The only fly in the ointment concerns whether you'd ever have the customer
need to cross databases. I would imagine that sort of thing is for internal
use, not the customers. In that case, the performance hit if any won't
impact upon the customer, just you.

hth,
Arthur

On Tue, Mar 17, 2009 at 8:21 PM, Daevid Vincent dae...@daevid.com wrote:

 I'm writing a report tool wherein we have many customers who subscribe
 to this SaaS. There are millions of rows of data per customer. All
 customers are islands from each other (of course).

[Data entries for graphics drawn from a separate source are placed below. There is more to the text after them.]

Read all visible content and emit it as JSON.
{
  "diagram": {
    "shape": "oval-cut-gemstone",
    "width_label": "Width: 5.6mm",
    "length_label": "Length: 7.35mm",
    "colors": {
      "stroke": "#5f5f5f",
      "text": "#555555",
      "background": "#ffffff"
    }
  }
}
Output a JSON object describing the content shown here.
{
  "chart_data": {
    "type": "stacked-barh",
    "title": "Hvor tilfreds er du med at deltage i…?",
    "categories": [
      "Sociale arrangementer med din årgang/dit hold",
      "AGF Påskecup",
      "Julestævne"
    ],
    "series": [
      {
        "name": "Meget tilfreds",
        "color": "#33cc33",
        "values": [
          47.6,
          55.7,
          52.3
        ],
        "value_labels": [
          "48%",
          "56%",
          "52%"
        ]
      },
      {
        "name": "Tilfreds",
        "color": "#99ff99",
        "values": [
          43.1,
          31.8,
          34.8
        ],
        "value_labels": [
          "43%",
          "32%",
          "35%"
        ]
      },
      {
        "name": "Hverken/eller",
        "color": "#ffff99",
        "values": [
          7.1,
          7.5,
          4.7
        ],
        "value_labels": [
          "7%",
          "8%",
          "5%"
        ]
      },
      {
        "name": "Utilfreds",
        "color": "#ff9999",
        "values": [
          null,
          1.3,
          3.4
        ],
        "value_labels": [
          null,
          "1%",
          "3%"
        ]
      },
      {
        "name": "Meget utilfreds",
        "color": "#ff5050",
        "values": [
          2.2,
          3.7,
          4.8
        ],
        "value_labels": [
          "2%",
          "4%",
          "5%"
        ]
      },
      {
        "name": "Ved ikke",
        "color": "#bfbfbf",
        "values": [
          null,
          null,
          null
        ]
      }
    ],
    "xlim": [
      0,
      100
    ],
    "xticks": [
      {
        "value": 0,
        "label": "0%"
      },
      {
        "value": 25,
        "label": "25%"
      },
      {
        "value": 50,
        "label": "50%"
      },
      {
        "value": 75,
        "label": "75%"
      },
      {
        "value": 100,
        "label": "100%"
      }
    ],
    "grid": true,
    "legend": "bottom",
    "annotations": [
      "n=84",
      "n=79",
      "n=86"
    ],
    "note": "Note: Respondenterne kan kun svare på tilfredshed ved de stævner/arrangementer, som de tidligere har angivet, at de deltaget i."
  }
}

 Are there any major issues or benefits between storing each customer in
 their own database (with their own tables), or all lumped into a single
 database?

 At first thought, it seems that by separating them, queries should be
 faster no (as there is less data to sift though per customer)? It of
 course makes upgrading table schema a wee bit more cumbersome, but a
 simple loop and script can handle that easily enough. And since you can
 query across databases, we can still make internal aggregate reports for
 our own usage.

 For example: SELECT * FROM customerA.foo.bar JOIN customerB.foo.bar; or
 we can use UNIONS etc. too.

 Consolidating them into one would seem to bloat the tables and slow
 things down (or is the fact that mySQL uses B-Trees invalidate that
 theory)? It also makes us have to have a customer_id entry in every
 table basically (or some FK to distinguish who's data is who's). It also
 feels like it could leak data if a malformed query were to get through,
 although I'm not terribly worried about this as we do some heavy UAT
 before pushing from DEV to TEST to PROD.

 Performance is a major factor concern here given our huge data sets
 involved. Does joining across databases impose any speed/performance
 hits vs. just joining across tables within a single database?